In February it was announced that the existing secretary-general, Alexander Italianer, was stepping down after two and a half years in the post. It emerged that Selmayr had applied successfully for the role of deputy secretary-general — and that his only rival withdrew from the contest. Italianer’s departure then gave him a clear run to the top job.
There have been claims — vigorously denied — that the process was manipulated to ease Selmayr’s progress. Politico described a typical view of events as “Machiavellian machinations”. EU officials were quoted as being “speechless” at a "crazy” move, one comparing it to the TV series “House of Cards”.
Juncker defended his protégé’s sudden rise, saying the Commission needed a secretary-general “who really knows how things work in-house, who has connections across Europe and beyond”.
The Commission itself tweeted a comparison between the handover from Italianer to Selmayr and that of the captains of the starship Enterprise in Star Trek. It has insisted that the appointment conforms to EU rules; experts in the field agree that there was no technical breach.
However, detractors point to the speed and secrecy surrounding the move. Beyond the controversial process, a combination of Martin Selmayr’s personality and power strike at the heart of sensibilities concerning the EU’s power relative to that of nation states, and democratic accountability.
The Beast of the Berlaymont
Martin Selmayr’s nickname (there are others, too), a reference to the Brussels building that houses the Commission, illustrates the aura surrounding him.
Having joined the European Commission as a press officer, he helped run Juncker’s successful campaign to become president. His style of management has been called “heavy-handed” and “abrasive”; a former Commission vice-president described the partnership with his boss as “poisonous”.
As Juncker’s chief of staff, Selmayr earned a reputation for getting the backs up of European commissioners, blocking legislation and upsetting negotiations, and picking fights with national government officials.

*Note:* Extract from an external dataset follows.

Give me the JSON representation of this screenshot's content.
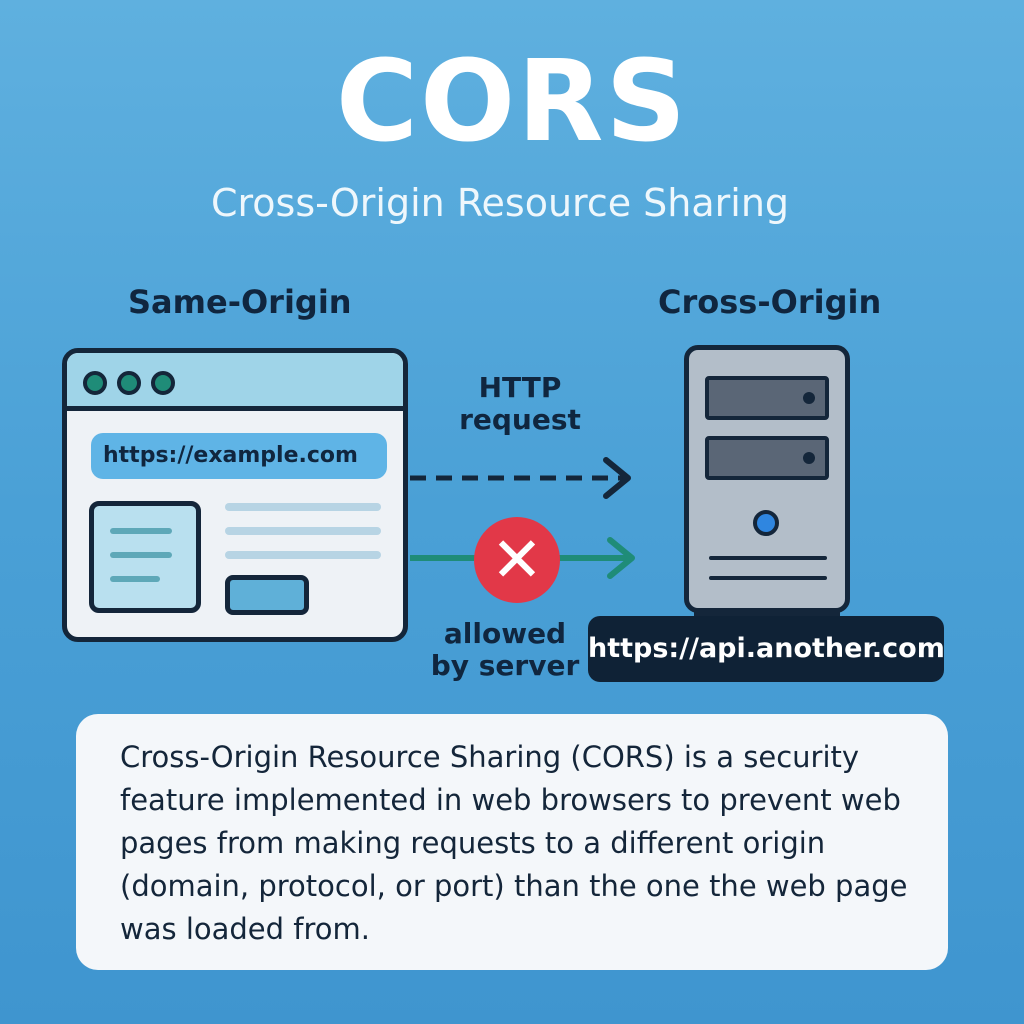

He is credited for being behind policies such as the EU’s decision to cap mobile phone roaming charges and toughen up its privacy laws. Supporters say he played a major role in saving Greece from financial collapse, coped well with the migrant crisis, and enabled the Commission to hold firm over Brexit and in the face of rising populism in Europe.
Selmayr’s critics accuse him of contributing to the EU’s unpopularity, and say the way he exercises power underline the lack of democratic legitimacy surrounding the bloc, and the Commission in particular.
His appointment has brought suggestions that German influence in EU affairs will be boosted. The country’s European Commissioner defended his compatriot, saying he was “certainly not an undercover agent for German politics”.
In the eye of the EU storm
As secretary-general, Martin Selmayr will oversee the Commission’s administration and operations. He will run the secretariat, co-ordinating the work of more than 30,000 staff across several specialist departments.
There is no formal separation of powers between the Commission president and secretary-general. But even staunch defenders of the EU say it is vital that transparency be upheld, with no blurring of the lines of responsibility. Hungary — in the line of EU fire for weakening the rule of law — has seized on the Selmayr case to accuse Brussels of “double standards”.
The European Union faces major challenges on several fronts: migration, securing the euro’s future stability, dealing with the UK’s departure, and defending the rule of law in central and eastern Europe.
Martin Selmayr is set to wield huge influence behind the scenes, at a critical time. Critics of his appointment say that with the legitimacy of the EU Commission and its president under unprecedented scrutiny, all the more reason for its procedures, rules and governance to be beyond reproach.